In the same year China joined some international sanctions, in particular stating that there will be no imports of coal, iron, lead, aluminum, zinc or copper from North Korea. Some years later in 2020 Trump mentioned that China has been ‘’very helpful’’ with respect to the negotiations with the North Korean leader.

It is notable that President Trump’s strategy worked in the case of North Korea, as he achieved his goal by bringing the Pyongyang leader Kim Jong-Un to the negotiating table, even more than once. The first negotiations between the leaders took place  in Singapore on June 12, 2018. The second meeting was held in Vietnam on February 27-28, 2018, but this meeting failed as the sides could not come to an agreement concerning the issues of sanctions and denuclearization. The interrupted negotiations resumed, when on June 30, 2019 the leaders agreed to meet in the demilitarized zone separating North and South Koreas. By crossing the North Korean border, President Trump has became the first acting US president  to step up to North Korea. Among the former presidents of the United States, Jimmy Carter is the only one who visited North Korea in 1994, but unlike Donald Trump, he was no longer the US president at that time.

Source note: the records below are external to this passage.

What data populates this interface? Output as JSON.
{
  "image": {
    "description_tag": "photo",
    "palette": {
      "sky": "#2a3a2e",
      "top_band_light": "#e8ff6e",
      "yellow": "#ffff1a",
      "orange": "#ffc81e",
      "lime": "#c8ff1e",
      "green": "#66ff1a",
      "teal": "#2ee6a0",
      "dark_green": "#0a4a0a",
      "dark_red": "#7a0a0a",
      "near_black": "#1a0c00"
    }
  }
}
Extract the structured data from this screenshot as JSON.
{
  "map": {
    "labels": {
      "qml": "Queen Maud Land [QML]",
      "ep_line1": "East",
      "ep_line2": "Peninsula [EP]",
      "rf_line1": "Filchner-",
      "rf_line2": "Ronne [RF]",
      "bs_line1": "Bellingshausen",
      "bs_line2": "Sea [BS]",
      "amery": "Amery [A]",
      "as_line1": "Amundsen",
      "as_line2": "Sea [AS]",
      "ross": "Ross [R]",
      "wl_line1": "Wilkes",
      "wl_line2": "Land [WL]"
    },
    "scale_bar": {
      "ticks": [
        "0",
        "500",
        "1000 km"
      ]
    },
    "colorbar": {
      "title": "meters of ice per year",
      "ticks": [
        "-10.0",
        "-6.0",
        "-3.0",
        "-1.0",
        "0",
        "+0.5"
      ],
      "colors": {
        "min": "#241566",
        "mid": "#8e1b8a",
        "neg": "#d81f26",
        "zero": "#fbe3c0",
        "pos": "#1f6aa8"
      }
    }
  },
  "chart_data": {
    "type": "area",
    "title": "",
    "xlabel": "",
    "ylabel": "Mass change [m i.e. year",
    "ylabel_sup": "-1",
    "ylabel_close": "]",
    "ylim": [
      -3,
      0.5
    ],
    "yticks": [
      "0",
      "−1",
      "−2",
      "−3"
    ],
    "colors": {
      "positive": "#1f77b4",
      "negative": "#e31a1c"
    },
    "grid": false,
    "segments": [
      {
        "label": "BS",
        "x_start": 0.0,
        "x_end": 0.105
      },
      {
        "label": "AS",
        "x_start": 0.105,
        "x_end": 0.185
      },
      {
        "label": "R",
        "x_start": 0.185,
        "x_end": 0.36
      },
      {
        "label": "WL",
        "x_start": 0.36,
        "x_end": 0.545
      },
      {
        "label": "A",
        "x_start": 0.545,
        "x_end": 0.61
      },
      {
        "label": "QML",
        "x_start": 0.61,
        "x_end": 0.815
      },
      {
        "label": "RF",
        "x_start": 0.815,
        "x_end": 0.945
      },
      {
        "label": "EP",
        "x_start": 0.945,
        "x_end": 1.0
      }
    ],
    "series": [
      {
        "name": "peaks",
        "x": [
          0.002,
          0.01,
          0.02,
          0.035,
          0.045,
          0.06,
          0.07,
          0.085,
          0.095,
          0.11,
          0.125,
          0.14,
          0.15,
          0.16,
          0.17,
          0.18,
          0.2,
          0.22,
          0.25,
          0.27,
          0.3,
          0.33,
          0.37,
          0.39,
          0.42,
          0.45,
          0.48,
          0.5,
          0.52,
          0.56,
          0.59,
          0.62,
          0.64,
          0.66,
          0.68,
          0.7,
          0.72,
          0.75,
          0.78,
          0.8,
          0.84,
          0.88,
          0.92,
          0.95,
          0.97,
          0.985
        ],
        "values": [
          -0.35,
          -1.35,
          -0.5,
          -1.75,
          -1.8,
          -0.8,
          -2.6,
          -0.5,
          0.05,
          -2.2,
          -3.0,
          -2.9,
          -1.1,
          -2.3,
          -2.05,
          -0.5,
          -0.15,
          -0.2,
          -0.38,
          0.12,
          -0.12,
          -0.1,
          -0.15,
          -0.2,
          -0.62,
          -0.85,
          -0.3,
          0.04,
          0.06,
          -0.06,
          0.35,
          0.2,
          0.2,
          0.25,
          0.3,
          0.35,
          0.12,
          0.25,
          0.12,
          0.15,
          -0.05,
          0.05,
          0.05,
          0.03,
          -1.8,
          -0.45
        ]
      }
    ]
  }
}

Right after the negotiations Trump started using the method of so called “carrot and stick”, especially after 2018 summit Trump regularly refers to the good relations among him and the North Korean leader, calling him “smart” and even going so far as to say that he and Kim Jong Un “fell in love.”

Thus, Trump’s negotiating strategy on North Korea is a militarily-political important example, because first by using threats, then by concrete actions, and by using China as an additional lever, the US President succeeded in bringing Kim Jong-Un to the negotiating table. Again, it is not excluded that Washington and Pyongyang have already come to some agreement, but will announce it in the months or weeks before the US presidential election.

As for the success of Trump’s negotiating style in the economic field, the two newly signed agreements are proof of this: the first is the US-Mexico-Canada (USMCA) and the other is the US-China trade agreement.

 Presently, President Trump is pursuing the same tough and threatening policy on Iran, but in this case it seems unlikely to bring Iran to the negotiating table with the North Korean scenario, especially given the US presidential election in November. President Trump, despite his impeachment, has good chances of being re-elected, and his success on Iranian issue would improve his positions even further. It is unlikely that Iran would do such a favor to Trump, that is to sit at the negotiating table with the United States.